A peste grisalha
Chamam-nos a peste grisalha, esse enxame de cabeças prateadas que ousa ocupar espaço no mundo como se ainda tivesse direito a ele. Acordamos cedo – não por gosto, mas porque os joelhos fazem questão de nos lembrar que dormir mais do que seis horas é luxo de adolescente. Invadimos cafés com os nossos jornais impressos (essa relíquia) e dominamos as filas de farmácia com a paciência de quem já viu o fim do mundo... pelo menos três vezes.

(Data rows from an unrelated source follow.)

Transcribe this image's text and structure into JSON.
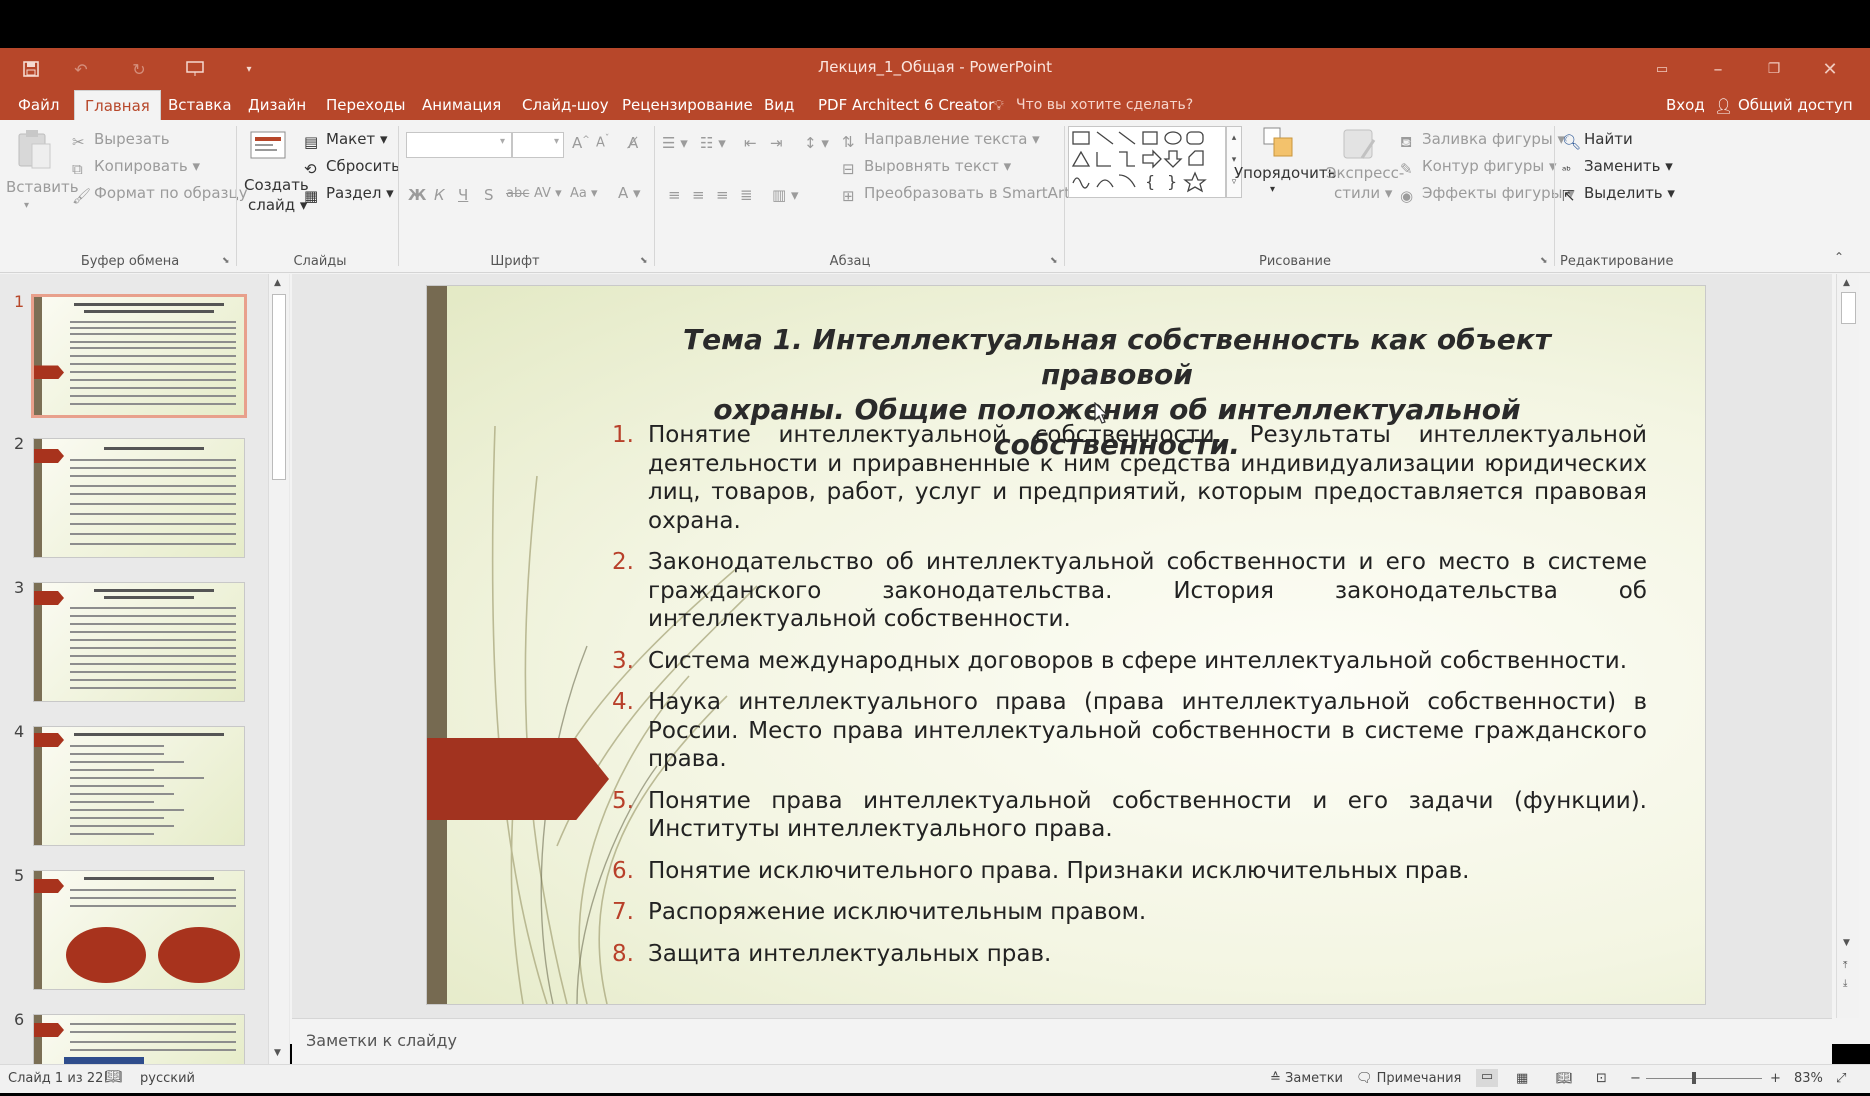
{
  "window": {
    "title": "Лекция_1_Общая - PowerPoint"
  },
  "tabs": {
    "file": "Файл",
    "home": "Главная",
    "insert": "Вставка",
    "design": "Дизайн",
    "transitions": "Переходы",
    "animation": "Анимация",
    "slideshow": "Слайд-шоу",
    "review": "Рецензирование",
    "view": "Вид",
    "pdf": "PDF Architect 6 Creator",
    "tellme": "Что вы хотите сделать?",
    "signin": "Вход",
    "share": "Общий доступ"
  },
  "ribbon": {
    "clipboard": {
      "paste": "Вставить",
      "cut": "Вырезать",
      "copy": "Копировать",
      "format_painter": "Формат по образцу",
      "group": "Буфер обмена"
    },
    "slides": {
      "new_slide_1": "Создать",
      "new_slide_2": "слайд",
      "layout": "Макет",
      "reset": "Сбросить",
      "section": "Раздел",
      "group": "Слайды"
    },
    "font": {
      "group": "Шрифт"
    },
    "paragraph": {
      "text_direction": "Направление текста",
      "align_text": "Выровнять текст",
      "smartart": "Преобразовать в SmartArt",
      "group": "Абзац"
    },
    "drawing": {
      "arrange": "Упорядочить",
      "quick_styles_1": "Экспресс-",
      "quick_styles_2": "стили",
      "shape_fill": "Заливка фигуры",
      "shape_outline": "Контур фигуры",
      "shape_effects": "Эффекты фигуры",
      "group": "Рисование"
    },
    "editing": {
      "find": "Найти",
      "replace": "Заменить",
      "select": "Выделить",
      "group": "Редактирование"
    }
  },
  "thumbnails": [
    "1",
    "2",
    "3",
    "4",
    "5",
    "6"
  ],
  "slide": {
    "title_line1": "Тема 1. Интеллектуальная собственность как объект правовой",
    "title_line2": "охраны. Общие положения об интеллектуальной собственности.",
    "items": [
      {
        "num": "1.",
        "text": "Понятие интеллектуальной собственности. Результаты интеллектуальной деятельности и приравненные к ним средства индивидуализации юридических лиц, товаров, работ, услуг и предприятий, которым предоставляется правовая охрана."
      },
      {
        "num": "2.",
        "text": "Законодательство об интеллектуальной собственности и его место в системе гражданского законодательства. История законодательства об интеллектуальной собственности."
      },
      {
        "num": "3.",
        "text": "Система международных договоров в сфере интеллектуальной собственности."
      },
      {
        "num": "4.",
        "text": "Наука интеллектуального права (права интеллектуальной собственности) в России. Место права интеллектуальной собственности в системе гражданского права."
      },
      {
        "num": "5.",
        "text": "Понятие права интеллектуальной собственности и его задачи (функции). Институты интеллектуального права."
      },
      {
        "num": "6.",
        "text": "Понятие исключительного права. Признаки исключительных прав."
      },
      {
        "num": "7.",
        "text": "Распоряжение исключительным правом."
      },
      {
        "num": "8.",
        "text": "Защита интеллектуальных прав."
      }
    ]
  },
  "notes": {
    "placeholder": "Заметки к слайду"
  },
  "status": {
    "slide_info": "Слайд 1 из 22",
    "language": "русский",
    "notes": "Заметки",
    "comments": "Примечания",
    "zoom": "83%"
  },
  "colors": {
    "accent": "#b7472a",
    "slide_bar": "#766a51",
    "slide_arrow": "#a2331f",
    "list_number": "#b8402a"
  }
}
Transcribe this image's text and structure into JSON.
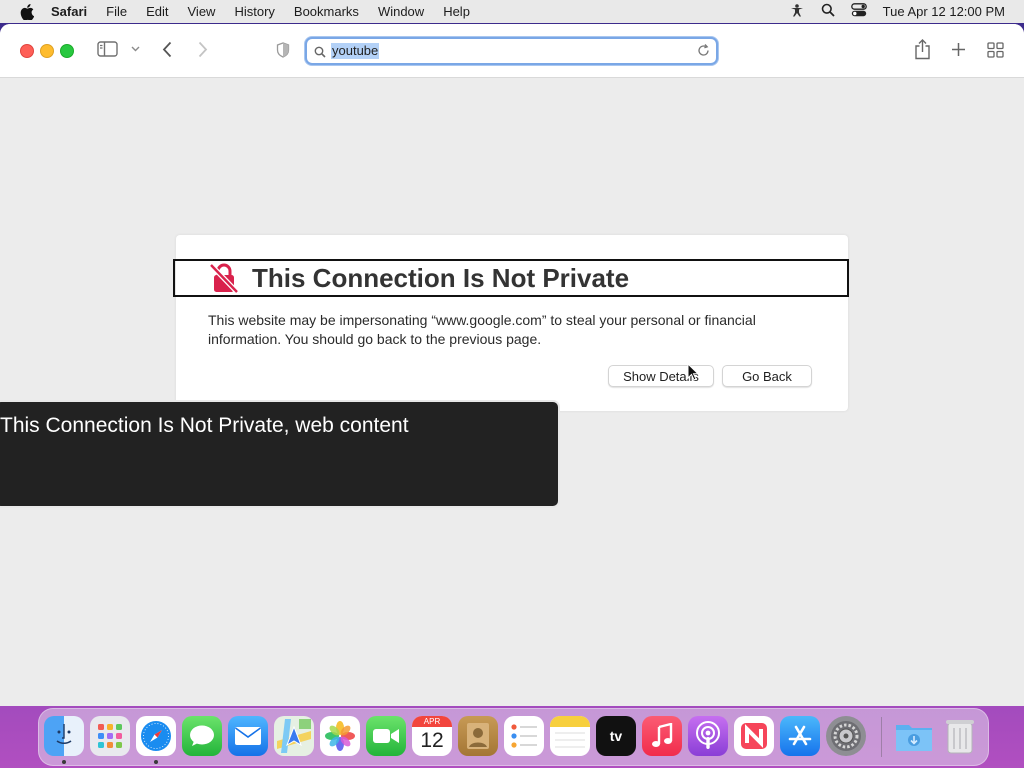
{
  "menubar": {
    "app": "Safari",
    "items": [
      "File",
      "Edit",
      "View",
      "History",
      "Bookmarks",
      "Window",
      "Help"
    ],
    "clock": "Tue Apr 12  12:00 PM"
  },
  "toolbar": {
    "url_text": "youtube"
  },
  "page": {
    "title": "This Connection Is Not Private",
    "message": "This website may be impersonating “www.google.com” to steal your personal or financial information. You should go back to the previous page.",
    "show_details": "Show Details",
    "go_back": "Go Back"
  },
  "voiceover": {
    "caption": "This Connection Is Not Private, web content"
  },
  "dock": {
    "calendar_month": "APR",
    "calendar_day": "12",
    "tv_label": "tv"
  },
  "colors": {
    "accent": "#7aa7e6",
    "warning": "#d9224c",
    "close": "#fe5f57",
    "minimize": "#febc2e",
    "zoom": "#28c840"
  }
}
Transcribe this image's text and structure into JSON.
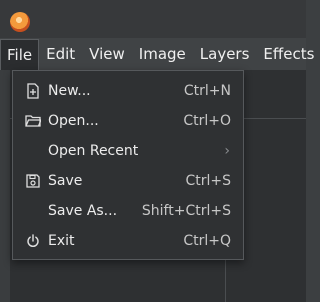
{
  "menubar": {
    "menus": [
      "File",
      "Edit",
      "View",
      "Image",
      "Layers",
      "Effects"
    ]
  },
  "file_menu": {
    "items": [
      {
        "label": "New...",
        "shortcut": "Ctrl+N",
        "icon": "new-file-icon"
      },
      {
        "label": "Open...",
        "shortcut": "Ctrl+O",
        "icon": "folder-icon"
      },
      {
        "label": "Open Recent",
        "shortcut": "",
        "icon": "",
        "submenu": true
      },
      {
        "label": "Save",
        "shortcut": "Ctrl+S",
        "icon": "save-icon"
      },
      {
        "label": "Save As...",
        "shortcut": "Shift+Ctrl+S",
        "icon": ""
      },
      {
        "label": "Exit",
        "shortcut": "Ctrl+Q",
        "icon": "power-icon"
      }
    ],
    "submenu_arrow": "›"
  },
  "colors": {
    "menu_bg": "#2f3133",
    "menubar_bg": "#404345",
    "text": "#ececec"
  }
}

Somos acusados de viver no passado. E é verdade: vivemos, sim — com saudade do tempo em que os botões serviam para apertar camisas e não para ligar Zooms. Mas ao contrário do que pensam, não somos alheios ao presente. Apenas não temos paciência para influencers de trinta anos que dizem “na minha época” como se tivessem combatido em Waterloo.
Ouvimos críticas de quem acha que devíamos ceder o lugar — nos transportes, nas empresas, no mundo. Que deveríamos desaparecer com elegância, como um velho cabaré a ser demolido com música de fundo. Mas a verdade é que, apesar das dores, dos esquecimentos seletivos e da ligeira obsessão com meteorologia, ainda sabemos mais do que a maioria dos críticos saberá um dia.
A velhice não é castigo — é privilégio. E quem disser o contrário que venha discutir connosco... depois da sesta, claro.
Convém esclarecer — pertenço ao tal “clube da peste grisalha”, mas por erro administrativo ou excesso de zelo das estatísticas. Tenho cinquenta e poucos. Pouquíssimos. Tão poucos que, com um bom corte de cabelo e luz favorável, ainda passo por primo afastado dos quarenta. Mas isso não impede os mais jovens — esses entusiastas da arrogância com prazo de validade — de me olharem como se estivesse a um passo de começar a falar com plantas ou a discutir se as meias devem combinar com as sandálias.
Não sou velho. Velhos são os móveis da avó, os catálogos da Telecel e os moralismos da internet em caixa alta. Eu sou experiente, rodado, com quilometragem urbana — ainda dou uns toques no sarcasmo, mantenho a ironia em forma e sei citar referências que vêm de uma época em que a cultura não cabia num carrossel de stories.
A geração que nos aponta o dedo parece convencida de que a juventude é um estado permanente. Que ternura. Pensam que os cinquenta são o novo oitenta e que envelhecer é sinónimo de abrandar — quando, na verdade, muitos de nós só agora largámos o freio. Porque aos vinte faltava-nos coragem, aos trinta, paciência, e aos quarenta, tempo. Agora, temos o luxo de dizer “não” sem pedir desculpa, de fazer perguntas embaraçosas em reuniões e de rir alto nos sítios errados. Liberdade, essa sim, é um sintoma da idade.
Por isso, aos críticos e cronistas da pressa, deixo um recado simples: há mais vida, mais riso e mais veneno refinado neste clube grisalho do que em muitos TikToks somados. E se incomoda, paciência. Pior do que pertencer à peste grisalha é fazer parte da geração dos ofendidos que ainda acredita que o mundo lhes deve alguma coisa — sem sequer terem pago entrada.